I am not one to take back things that I have said, and frankly i don’t think i need too. I was a little confused when i woke up this morning to my phone ringing, i suppose it isn’t entirely common, though it happens every now and then. I think i was kind half awake because i was wondering what I was doing awake at the time, i am not usually up at 7, but it happens.
Anyway, to start, i think that I should say, take the things that I write here not as personal attacks. I am not one to try to hurt people or make them upset, and it seems that so many time i am misread or misunderstood. Frankly, when i am writing, i don’t always think about what I am saying, but i do not intend for it to make anyone upset.
With that said, the phone call was my concerned girlfriend that because of what i had written here, thought that I didn’t like her any more. Well, this is not true.

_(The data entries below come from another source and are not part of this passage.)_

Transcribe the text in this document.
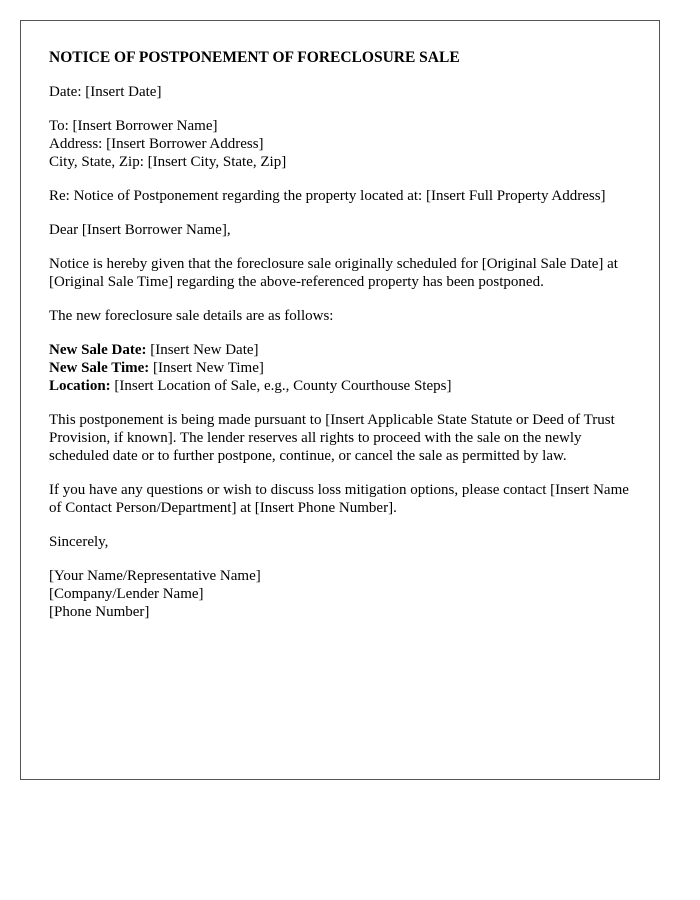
NOTICE OF POSTPONEMENT OF FORECLOSURE SALE
Date: [Insert Date]
To: [Insert Borrower Name]
Address: [Insert Borrower Address]
City, State, Zip: [Insert City, State, Zip]
Re: Notice of Postponement regarding the property located at: [Insert Full Property Address]
Dear [Insert Borrower Name],
Notice is hereby given that the foreclosure sale originally scheduled for [Original Sale Date] at [Original Sale Time] regarding the above-referenced property has been postponed.
The new foreclosure sale details are as follows:
New Sale Date: [Insert New Date]
New Sale Time: [Insert New Time]
Location: [Insert Location of Sale, e.g., County Courthouse Steps]
This postponement is being made pursuant to [Insert Applicable State Statute or Deed of Trust Provision, if known]. The lender reserves all rights to proceed with the sale on the newly scheduled date or to further postpone, continue, or cancel the sale as permitted by law.
If you have any questions or wish to discuss loss mitigation options, please contact [Insert Name of Contact Person/Department] at [Insert Phone Number].
Sincerely,
[Your Name/Representative Name]
[Company/Lender Name]
[Phone Number]
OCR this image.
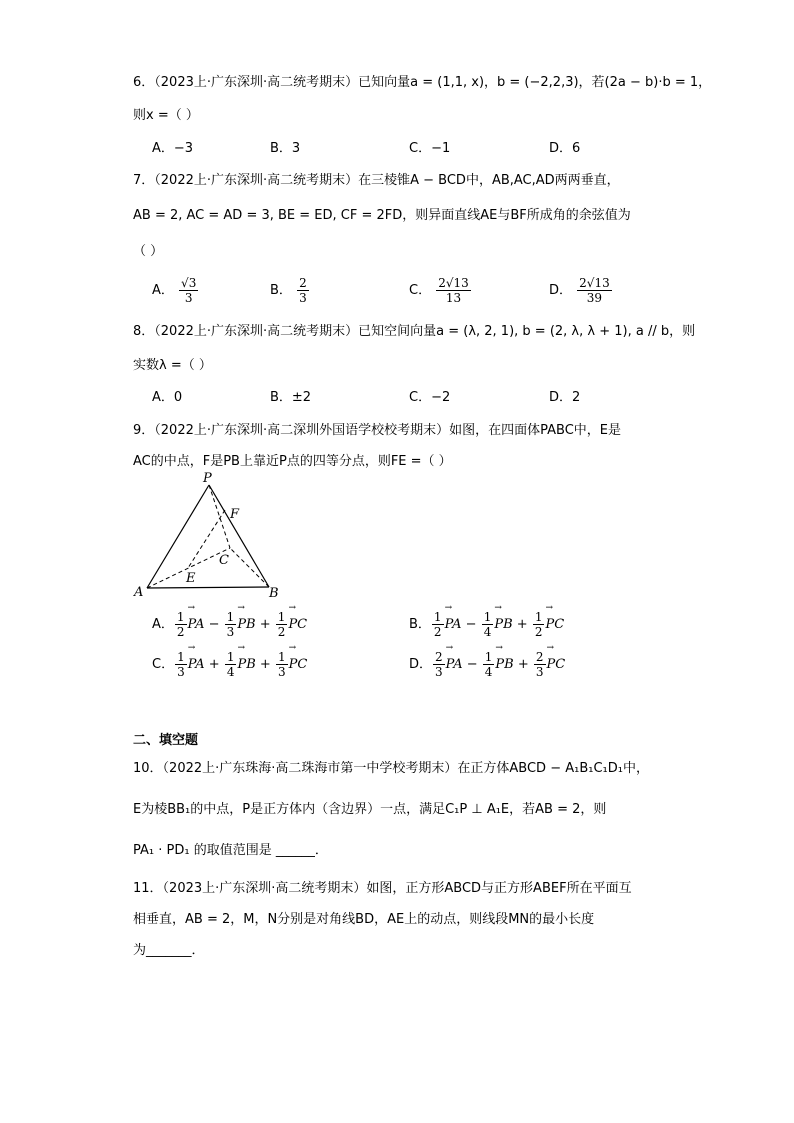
6．（2023上·广东深圳·高二统考期末）已知向量a = (1,1, x)，b = (−2,2,3)，若(2a − b)·b = 1，
则x =（ ）
A．−3	B．3	C．−1	D．6
7．（2022上·广东深圳·高二统考期末）在三棱锥A − BCD中，AB,AC,AD两两垂直，
AB = 2, AC = AD = 3, BE = ED, CF = 2FD，则异面直线AE与BF所成角的余弦值为
（ ）
A． $\frac{√3}{3}$	B． $\frac{2}{3}$	C． $\frac{2√13}{13}$	D． $\frac{2√13}{39}$
8．（2022上·广东深圳·高二统考期末）已知空间向量a = (λ, 2, 1), b = (2, λ, λ + 1), a // b，则
实数λ =（ ）
A．0	B．±2	C．−2	D．2
9．（2022上·广东深圳·高二深圳外国语学校校考期末）如图，在四面体PABC中，E是
AC的中点，F是PB上靠近P点的四等分点，则FE =（ ）
P
F
C
E
A	B
A． $\frac{1}{2}$ → PA − $\frac{1}{3}$ → PB + $\frac{1}{2}$ → PC	B． $\frac{1}{2}$ → PA − $\frac{1}{4}$ → PB + $\frac{1}{2}$ → PC
C． $\frac{1}{3}$ → PA + $\frac{1}{4}$ → PB + $\frac{1}{3}$ → PC	D． $\frac{2}{3}$ → PA − $\frac{1}{4}$ → PB + $\frac{2}{3}$ → PC
二、填空题
10．（2022上·广东珠海·高二珠海市第一中学校考期末）在正方体ABCD − A₁B₁C₁D₁中，
E为棱BB₁的中点，P是正方体内（含边界）一点，满足C₁P ⊥ A₁E，若AB = 2，则
PA₁ · PD₁ 的取值范围是 ______．
11．（2023上·广东深圳·高二统考期末）如图，正方形ABCD与正方形ABEF所在平面互
相垂直，AB = 2，M，N分别是对角线BD，AE上的动点，则线段MN的最小长度
为_______．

I know that i talk about how there are things that bug me, but i am certainly not trying to make her look like a bad person, on the contrary, she is quite and amazing person, and it seems that not enough people tell her that. I’ll tell you one thing, and you can’t tell my parents, she is a better student than I, gets better grades, where my GPA is what, 0.03 or something below what i need to keep the scholarship i had. She is smart and pretty, and she has the cutest dainty little fingers, compared to my fatty fingers. It has been a week over two years, almost another week (i still can’t believe how fast the time is going by), and I certainly don’t want to come off as wanting to “get rid” of her. Look, its hard being 300 miles apart for most of the year, and i know that it is hard to go home or back to school after being together, and it is a lot harder on the short trips than the long, but it is how it is right now.
Do I want to live with her after school? Yes
Do I have any idea what i will be doing after school? No
Does this mean i don’t lover her? No
Do Wish I had an answer for every one of her questions that would make her happy? Yes
When i got off the phone this morning it kinda made me feel like a bad person, like she deserves someone better than me. I just want her to be happy, and i hope that it can continue to be with me. Who listens to me anyway? Very few people it seems, i mean just the other day i was sitting and talking with a couple people and when i finished, one turns to me, and says “Don’t take this the wrong way, but were you still talking?” I mean i just kinda shrug it off, and believe me, i don’t expect people who just stumble across my journal to really listen to me.
I also spend a lot of time apologizing for things where i didn’t think I did anything wrong, story of my life. But, I am sorry to those who feel like they may have been hurt by anything i have said here, to one person in particular, but to anyone else who may feel that as well. To Bex, i don’t want to leave you, not planning on it, i hope you feel the same.
Now I suppose i get on with my day, i suppose that, knowing me I will file this all away, and not worry about it. I won’t let it drag me down. This is not to say i won’t remember. Today is another fun filled day in the land of theatre, so off we go i suppose.